In this study, we proposed and validated a new method to estimate and correct the orientation drift estimation based on a foot-worn IMU using a two-segment model of the foot for drift removal. The validation compared sagittal and frontal plane angles obtained from an optical motion-tracking system with the estimation based on wearable inertial sensors. We showed that the pitch angle at mid-stance can be estimated with an inter-trial median ± IQR of 0.4 ± 3.8° and an inter-trial precision median ± IQR of 3.0 ± 1.8°. Although running speed can affect the detection performance, the system showed a good agreement with the gold standard optical motion-tracking system. Apart from the short standing period used for the functional calibration, the proposed system is fully plug-and-play. It requires no prior knowledge about the position of the sensors and needs no magnetometer.

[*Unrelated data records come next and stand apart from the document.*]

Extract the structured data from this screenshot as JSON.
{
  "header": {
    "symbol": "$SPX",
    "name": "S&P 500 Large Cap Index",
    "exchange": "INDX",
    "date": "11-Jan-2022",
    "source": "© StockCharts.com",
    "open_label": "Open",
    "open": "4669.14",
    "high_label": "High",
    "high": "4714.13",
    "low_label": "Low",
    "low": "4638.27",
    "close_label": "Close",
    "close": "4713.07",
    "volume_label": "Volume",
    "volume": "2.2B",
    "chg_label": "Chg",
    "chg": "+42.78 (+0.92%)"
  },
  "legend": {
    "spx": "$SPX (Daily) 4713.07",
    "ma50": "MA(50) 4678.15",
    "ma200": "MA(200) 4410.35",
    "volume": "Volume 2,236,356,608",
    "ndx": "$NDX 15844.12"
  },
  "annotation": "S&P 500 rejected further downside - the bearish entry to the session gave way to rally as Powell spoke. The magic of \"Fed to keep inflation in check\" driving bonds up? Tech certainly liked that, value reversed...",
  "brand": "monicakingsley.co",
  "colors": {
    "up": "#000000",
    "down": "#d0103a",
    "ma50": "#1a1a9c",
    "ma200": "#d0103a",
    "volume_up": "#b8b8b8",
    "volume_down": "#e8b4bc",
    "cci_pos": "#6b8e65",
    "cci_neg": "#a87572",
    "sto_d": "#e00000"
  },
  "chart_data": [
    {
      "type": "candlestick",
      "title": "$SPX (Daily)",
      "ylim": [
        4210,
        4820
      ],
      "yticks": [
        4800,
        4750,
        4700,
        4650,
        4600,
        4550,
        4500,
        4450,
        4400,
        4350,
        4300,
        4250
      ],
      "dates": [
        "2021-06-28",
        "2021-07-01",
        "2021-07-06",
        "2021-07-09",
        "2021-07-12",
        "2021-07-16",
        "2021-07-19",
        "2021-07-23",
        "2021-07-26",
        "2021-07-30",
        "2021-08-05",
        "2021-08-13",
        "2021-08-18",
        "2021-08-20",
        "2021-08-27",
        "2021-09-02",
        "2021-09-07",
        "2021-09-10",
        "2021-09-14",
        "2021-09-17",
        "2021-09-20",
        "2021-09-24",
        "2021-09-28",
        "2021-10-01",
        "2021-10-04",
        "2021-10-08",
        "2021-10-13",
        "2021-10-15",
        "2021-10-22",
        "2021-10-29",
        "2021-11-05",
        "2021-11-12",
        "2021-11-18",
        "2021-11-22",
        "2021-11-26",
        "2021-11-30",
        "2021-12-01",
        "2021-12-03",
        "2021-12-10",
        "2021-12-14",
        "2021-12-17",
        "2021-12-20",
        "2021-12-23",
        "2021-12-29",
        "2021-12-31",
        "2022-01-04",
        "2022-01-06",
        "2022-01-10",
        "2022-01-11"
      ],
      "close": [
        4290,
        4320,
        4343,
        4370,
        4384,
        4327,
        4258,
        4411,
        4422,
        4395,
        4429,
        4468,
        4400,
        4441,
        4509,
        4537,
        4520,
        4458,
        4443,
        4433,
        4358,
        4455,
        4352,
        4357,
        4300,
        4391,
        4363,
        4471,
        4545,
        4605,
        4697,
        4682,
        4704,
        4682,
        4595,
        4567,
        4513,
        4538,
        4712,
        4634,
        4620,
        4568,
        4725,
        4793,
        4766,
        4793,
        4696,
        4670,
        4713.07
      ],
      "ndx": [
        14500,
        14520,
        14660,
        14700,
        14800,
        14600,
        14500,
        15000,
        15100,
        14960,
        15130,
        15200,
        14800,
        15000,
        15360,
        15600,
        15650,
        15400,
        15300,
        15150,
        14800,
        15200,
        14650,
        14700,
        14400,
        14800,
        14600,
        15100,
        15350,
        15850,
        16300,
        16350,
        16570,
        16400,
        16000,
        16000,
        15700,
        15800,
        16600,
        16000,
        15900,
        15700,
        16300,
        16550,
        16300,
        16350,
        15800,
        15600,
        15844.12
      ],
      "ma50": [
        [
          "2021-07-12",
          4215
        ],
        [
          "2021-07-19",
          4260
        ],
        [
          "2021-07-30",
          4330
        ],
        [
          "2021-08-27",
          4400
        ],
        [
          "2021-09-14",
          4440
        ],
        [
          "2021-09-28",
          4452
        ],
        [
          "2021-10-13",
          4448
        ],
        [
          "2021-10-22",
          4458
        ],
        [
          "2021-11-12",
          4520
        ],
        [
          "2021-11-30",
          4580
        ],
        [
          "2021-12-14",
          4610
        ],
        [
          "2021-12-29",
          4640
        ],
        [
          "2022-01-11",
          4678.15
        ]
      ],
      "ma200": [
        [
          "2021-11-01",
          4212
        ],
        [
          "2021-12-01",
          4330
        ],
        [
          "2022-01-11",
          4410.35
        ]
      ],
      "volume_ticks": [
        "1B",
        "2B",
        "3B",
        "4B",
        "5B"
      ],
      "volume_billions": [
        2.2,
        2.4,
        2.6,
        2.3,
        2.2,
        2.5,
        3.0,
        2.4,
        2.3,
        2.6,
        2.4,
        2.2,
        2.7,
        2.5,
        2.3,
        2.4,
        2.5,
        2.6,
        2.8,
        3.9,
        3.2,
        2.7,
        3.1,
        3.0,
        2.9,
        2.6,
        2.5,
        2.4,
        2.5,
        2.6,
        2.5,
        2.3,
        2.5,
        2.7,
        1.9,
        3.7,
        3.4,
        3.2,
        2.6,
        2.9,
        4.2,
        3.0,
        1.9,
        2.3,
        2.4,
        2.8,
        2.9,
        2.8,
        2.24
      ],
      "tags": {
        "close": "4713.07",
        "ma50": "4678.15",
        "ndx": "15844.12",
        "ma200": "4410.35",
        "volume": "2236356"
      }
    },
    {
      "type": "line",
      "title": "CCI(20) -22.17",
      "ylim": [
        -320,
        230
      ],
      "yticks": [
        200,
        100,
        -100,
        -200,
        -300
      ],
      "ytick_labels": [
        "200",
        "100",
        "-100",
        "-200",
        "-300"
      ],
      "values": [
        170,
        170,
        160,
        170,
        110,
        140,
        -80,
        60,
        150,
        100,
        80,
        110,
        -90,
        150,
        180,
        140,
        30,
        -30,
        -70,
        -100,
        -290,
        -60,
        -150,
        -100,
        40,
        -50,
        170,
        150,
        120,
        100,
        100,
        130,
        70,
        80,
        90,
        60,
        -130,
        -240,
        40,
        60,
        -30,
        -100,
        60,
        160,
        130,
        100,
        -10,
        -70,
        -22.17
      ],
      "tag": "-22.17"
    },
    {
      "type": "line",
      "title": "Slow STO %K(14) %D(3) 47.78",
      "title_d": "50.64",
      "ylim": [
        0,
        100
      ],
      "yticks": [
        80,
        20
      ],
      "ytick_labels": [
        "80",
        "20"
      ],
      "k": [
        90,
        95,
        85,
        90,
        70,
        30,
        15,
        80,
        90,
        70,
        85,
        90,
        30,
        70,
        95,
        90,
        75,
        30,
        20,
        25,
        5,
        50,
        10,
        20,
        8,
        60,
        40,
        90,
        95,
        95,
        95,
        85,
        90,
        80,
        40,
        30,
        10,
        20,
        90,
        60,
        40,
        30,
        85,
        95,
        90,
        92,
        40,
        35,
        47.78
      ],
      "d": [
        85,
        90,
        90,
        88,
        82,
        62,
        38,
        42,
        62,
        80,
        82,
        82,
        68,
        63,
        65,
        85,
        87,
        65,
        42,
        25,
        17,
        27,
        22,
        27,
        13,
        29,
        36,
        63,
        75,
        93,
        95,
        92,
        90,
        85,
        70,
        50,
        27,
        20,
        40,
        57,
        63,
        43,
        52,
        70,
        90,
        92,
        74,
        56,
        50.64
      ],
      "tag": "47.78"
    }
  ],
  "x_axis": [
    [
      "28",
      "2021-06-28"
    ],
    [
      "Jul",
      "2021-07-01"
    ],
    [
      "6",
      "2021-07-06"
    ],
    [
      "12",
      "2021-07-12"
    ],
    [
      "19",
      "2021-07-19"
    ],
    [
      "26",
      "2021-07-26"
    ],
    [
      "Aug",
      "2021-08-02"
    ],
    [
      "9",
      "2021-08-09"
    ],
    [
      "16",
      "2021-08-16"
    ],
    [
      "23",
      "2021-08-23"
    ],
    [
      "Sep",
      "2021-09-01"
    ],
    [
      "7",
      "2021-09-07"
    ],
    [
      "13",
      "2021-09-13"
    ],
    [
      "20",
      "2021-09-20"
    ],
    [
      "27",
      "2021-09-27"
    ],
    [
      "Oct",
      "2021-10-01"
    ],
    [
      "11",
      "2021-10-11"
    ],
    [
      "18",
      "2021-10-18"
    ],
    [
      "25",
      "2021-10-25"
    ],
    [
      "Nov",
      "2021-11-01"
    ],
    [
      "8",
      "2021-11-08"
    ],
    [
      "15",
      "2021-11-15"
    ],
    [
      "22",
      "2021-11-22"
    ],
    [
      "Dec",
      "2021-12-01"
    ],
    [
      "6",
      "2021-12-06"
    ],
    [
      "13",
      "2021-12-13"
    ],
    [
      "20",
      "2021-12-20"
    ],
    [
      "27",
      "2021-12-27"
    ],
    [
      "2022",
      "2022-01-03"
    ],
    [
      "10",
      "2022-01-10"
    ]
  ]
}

Data Availability Statement

The raw data supporting the conclusions of this article will be made available by the authors, without undue reservation, to any qualified researcher.

Ethics Statement

The studies involving human participants were reviewed and approved by the CCER-VD. The patients/participants provided their written informed consent to participate in this study.

Author Contributions

MF, FM, BM, GM, and KA conceptualized the study design and contributed to the analysis and interpretation of the data. MF and FM conducted the data collection. MF designed the algorithms. KA supervised the study. MF drafted the manuscript, and all other authors revised it critically. All authors approved the final version and agreed to be accountable for all aspects of this work.

Conflict of Interest

BM was employed by the company Gait Up.

The remaining authors declare that the research was conducted in the absence of any commercial or financial relationships that could be construed as a potential conflict of interest.